August 17, 2004

A Fundamental Difference Of Perspective

Recently, I’ve caught myself taking strong exception to the writings of the Armed Liberal over on Winds of Change. Now, taking strong exception to the positions of others is not unusual, but something told me that this was different, and to be honest it bothered me a bit in that I do find myself in agreement with him on occasion. Indeed, the apparent degree of difference in our opinions is not that much at first glance, especially in a two-dimensional model. Two-dimensional models will get you every time, but it took this post for me to recognize the issue.

The Armed Liberal believes in governments, in the duly appointed people doing their job. In short, he believes that ze experten should run things and be allowed to do their jobs. The authorities are supreme, as representatives of “the state”.

I believe in individuals, and in the idea enshrined in the Constitution that each of us is the government, with all the rights and the massive responsibilities that entails.

In the case of this article, the Armed Liberal is pleased, amazed even from his words, that mere individuals did the right thing. They reacted properly because they called in ze experten and let state security handle everything like good little subjects. They were gut peasants who did right by the state, and his words show his surprise and his pleasure that such creatures would react appropriately.

As for me, I am not surprised when individuals do right. In fact, I expect it for they are the state, they are the government, and most often do the right thing. It is only when they don’t that I am disappointed or surprised.

That difference in perspective is what sets us apart. It is also the fundamental divide in politics today: those who believe in the overarching state, impersonal, and populated by those who are designated as experts; and, those of us who believe that the people are the government, for good or ill. There will be more thoughts on this, for it is a vast gulf when viewed from a different perspective.

LW

Posted by wolf1 at August 17, 2004 02:39 PM | TrackBack
Comments

The problem with technocracy (leaving things to the experts) is that the experts generally don't really mean it. True technocracy would call for the legal experts to oversee the law, medical experts to oversee medicine, computer experts to oversee computer technology. My experience is that most who advocate technocracy really mean letting their specialty run everything. So, when a lawyer suggests "leaving things to the professionals", he typically means letting lawyers run everything. Don't believe me? Next time someone proposes "leaving things to the experts" ask if that means that they'll buy whatever computer the computer expert tells them to (at whatever price, presumeably), whatever car the automobile expert tells them to, etc. That'll get them sputtering in no time.

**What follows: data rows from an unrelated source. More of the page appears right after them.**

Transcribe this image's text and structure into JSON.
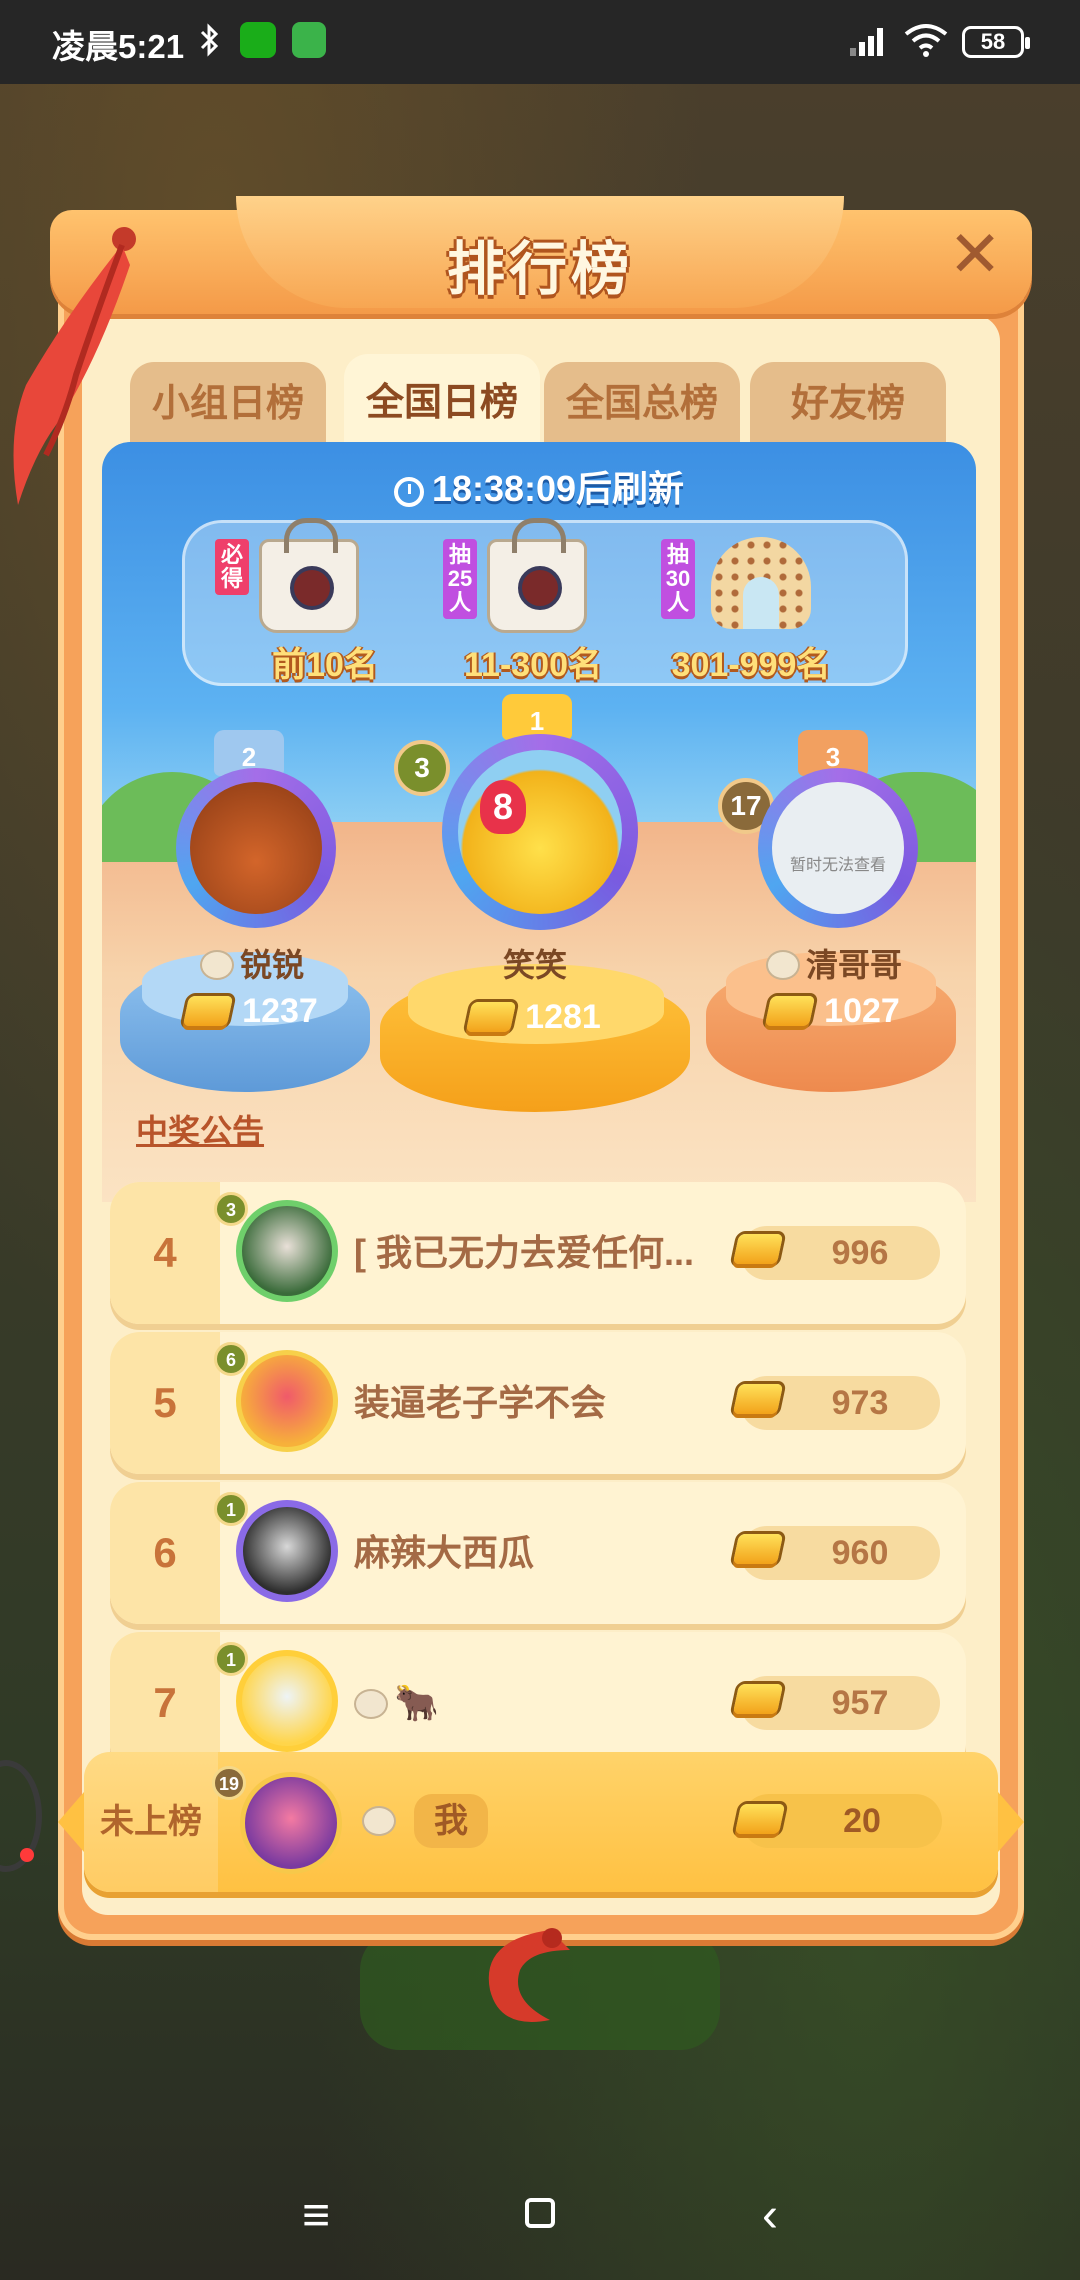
{
  "status_bar": {
    "time": "凌晨5:21",
    "battery": "58",
    "icons": [
      "bluetooth-icon",
      "wechat-icon",
      "app-icon",
      "signal-icon",
      "wifi-icon",
      "battery-icon"
    ]
  },
  "panel": {
    "title": "排行榜",
    "close_icon": "close-icon"
  },
  "tabs": [
    {
      "label": "小组日榜",
      "active": false
    },
    {
      "label": "全国日榜",
      "active": true
    },
    {
      "label": "全国总榜",
      "active": false
    },
    {
      "label": "好友榜",
      "active": false
    }
  ],
  "stage": {
    "refresh_text": "18:38:09后刷新",
    "rewards": [
      {
        "tag": "必得",
        "label": "前10名",
        "item": "bag"
      },
      {
        "tag": "抽25人",
        "label": "11-300名",
        "item": "bag"
      },
      {
        "tag": "抽30人",
        "label": "301-999名",
        "item": "pillow"
      }
    ]
  },
  "podium": [
    {
      "place": "2",
      "name": "锐锐",
      "score": "1237",
      "level": ""
    },
    {
      "place": "1",
      "name": "笑笑",
      "score": "1281",
      "level": "3",
      "avatar_badge": "8"
    },
    {
      "place": "3",
      "name": "清哥哥",
      "score": "1027",
      "level": "17",
      "avatar_note": "暂时无法查看"
    }
  ],
  "announcement": "中奖公告",
  "rankings": [
    {
      "rank": "4",
      "name": "[ 我已无力去爱任何...",
      "score": "996",
      "level": "3"
    },
    {
      "rank": "5",
      "name": "装逼老子学不会",
      "score": "973",
      "level": "6"
    },
    {
      "rank": "6",
      "name": "麻辣大西瓜",
      "score": "960",
      "level": "1"
    },
    {
      "rank": "7",
      "name": "🐂",
      "score": "957",
      "level": "1"
    }
  ],
  "my_row": {
    "rank_label": "未上榜",
    "level": "19",
    "name": "我",
    "score": "20"
  },
  "colors": {
    "panel_orange": "#f6a25a",
    "panel_inner": "#fdeec8",
    "tab_active": "#fff5d6",
    "gold": "#ffc142"
  }
}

Posted by: Dave Schuler at August 17, 2004 04:42 PM

I've been finding for a long time that I don't see eye to eye with a lot of both Armed Liberal's views. Which is why I seldom read or link to Winds of Change often.

Not sure it should be a surprise to you though: my observation is that even moderate liberals tend to be statist, where as people like us tend to be individualist. Taking a hawkish view to the WoT, or a pro stance towards the second ammendment doesn't take the inherent statist leanings out of the liberal viewpoint.

Posted by: Ironbear at August 18, 2004 07:46 AM

I wasn't surprised, but it took me a while to figure it out. It is something that is in HOW he says things rather than what he says. How he says it shows the thought I identified, even when his words indicate something else. I can almost see someone petting a dog on the head, from how it is said. Shrug.